The inherent dangers of growing marijuana in accelerated conditions, with chemicals, fertilizer and massive amounts of electricity, is evident in the fires and explosions at illegal grow houses in New Jersey and New York City.

Two years ago, an illegal grow house exploded in the Bronx, killing FDNY Deputy Chief Michael Fahy.

"There won't be any home-grown provision in the New Jersey bill," said State Senator Nicholas Scutari, who is the prime sponsor of the pot legalization measure.

Scutari says existing local and state fire code will ensure the safety of the legal grow factories.

"We're talking about professional operations," he said. "It's just like manufacturing any other product.
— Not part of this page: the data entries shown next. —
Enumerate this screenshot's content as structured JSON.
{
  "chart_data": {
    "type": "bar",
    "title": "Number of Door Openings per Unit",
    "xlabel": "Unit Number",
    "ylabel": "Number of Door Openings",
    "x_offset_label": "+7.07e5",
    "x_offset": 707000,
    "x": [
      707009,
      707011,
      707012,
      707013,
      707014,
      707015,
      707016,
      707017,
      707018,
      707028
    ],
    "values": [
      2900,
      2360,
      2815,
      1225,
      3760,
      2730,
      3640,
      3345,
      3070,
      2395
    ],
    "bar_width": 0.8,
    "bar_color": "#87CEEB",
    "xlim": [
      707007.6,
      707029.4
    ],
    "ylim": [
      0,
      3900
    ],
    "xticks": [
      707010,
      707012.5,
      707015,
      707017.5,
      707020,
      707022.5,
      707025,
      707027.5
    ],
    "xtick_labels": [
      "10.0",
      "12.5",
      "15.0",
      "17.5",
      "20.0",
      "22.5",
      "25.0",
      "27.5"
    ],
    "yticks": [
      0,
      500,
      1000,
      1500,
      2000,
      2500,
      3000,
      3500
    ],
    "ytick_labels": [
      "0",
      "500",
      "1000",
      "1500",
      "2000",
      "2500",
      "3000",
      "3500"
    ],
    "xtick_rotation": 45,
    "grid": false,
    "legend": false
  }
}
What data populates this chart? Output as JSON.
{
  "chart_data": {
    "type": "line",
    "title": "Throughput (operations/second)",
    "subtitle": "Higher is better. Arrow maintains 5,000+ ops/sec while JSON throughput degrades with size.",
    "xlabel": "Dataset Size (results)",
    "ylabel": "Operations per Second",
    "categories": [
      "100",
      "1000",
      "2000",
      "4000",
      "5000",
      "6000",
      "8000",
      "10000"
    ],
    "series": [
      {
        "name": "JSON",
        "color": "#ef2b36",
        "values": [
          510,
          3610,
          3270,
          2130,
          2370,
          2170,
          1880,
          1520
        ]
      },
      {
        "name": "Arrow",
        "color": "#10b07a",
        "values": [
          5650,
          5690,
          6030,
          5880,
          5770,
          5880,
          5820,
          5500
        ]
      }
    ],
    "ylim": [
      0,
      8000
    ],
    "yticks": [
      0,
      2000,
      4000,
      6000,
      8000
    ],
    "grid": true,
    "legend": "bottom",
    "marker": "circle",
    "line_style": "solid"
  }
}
This is really a farming activity."
But Corbett, who is a professor of Fire Science at John Jay College, says it is farming but indoors -- using massive amounts of chemicals, fertilizers, butane gas, and lots of electricity.

"There are a lot of hazards here," he said. "That's the reason why we need a separate chapter in our state fire code to deal with this."

Corbett points to California and Colorado as examples for New Jersey to follow when it comes to regulating the grow facilities. Both those states have written separate fire code requirements for pot manufacturing.